The rodents ate well, their numbers diminished only slightly by our efforts to keep them from devouring every tender seedling that we put out in the field. The drought is also doing well, with only a couple misty days and sprinkles to bother it. It’s been a challenging year for sure, with hugely reduced helpers and available time (two kids is more than double the work, at this point). There are times when it feels stressful. I remind myself that that’s ok to feel anxious, or experience our efforts as a struggle.

Sometimes, it is a struggle – no need to pretend otherwise. But it’s a struggle that we enjoy, filled with problems are are lucky to have.

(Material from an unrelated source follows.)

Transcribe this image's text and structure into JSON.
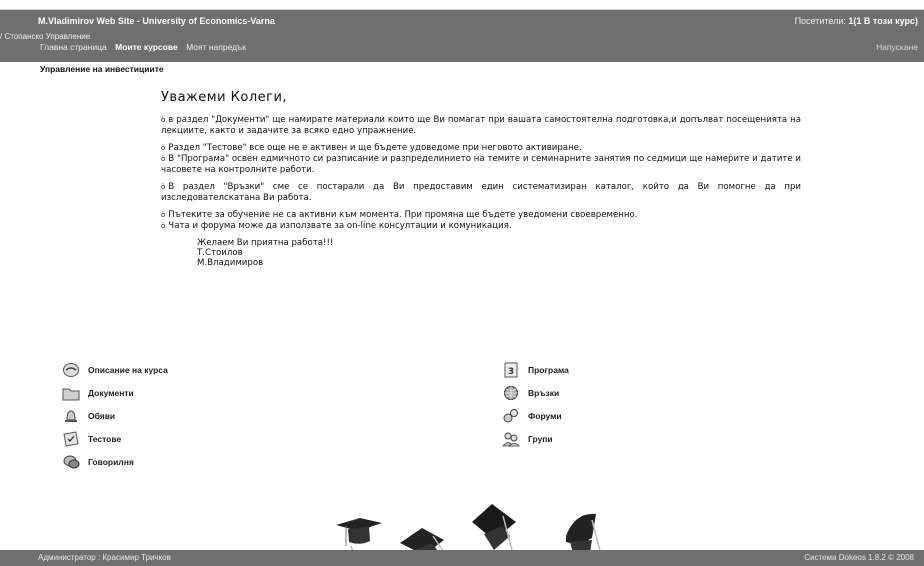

And we get to eat such rewarding meals amongst it all. Hope you’re enjoying your veggies, too.

What’s Inside Box 10?

  • Radish Microgreens – the stems are especially zippy. Awesome in tacos, sandwiches, etc.
  • Green / Purple Sweet Peppers
  • Onions
  • Cherry Tomato Medley
  • Cucumbers – slicers & picklers
  • Italian Basil – if you clip the bottom of the stem and put in a vase / glass of water, it will keep nicely on the countertop. Don’t refrigerate … basil tends to turn black when it’s chilly.
  • Zucchini / Summer Squash / Patty Pan Squash
  • Eggplants (Italian & Asian)
  • Melon ( either Sarah’s Choice, Hannah’s Choice (both cantaloupes), Arava (green fleshed yellow skinned tropical, or that kind we still can’t remember the name of)
  • Potatoes (Red, White & Blue) – they have a cosmetic skin condition that won’t affect flavor.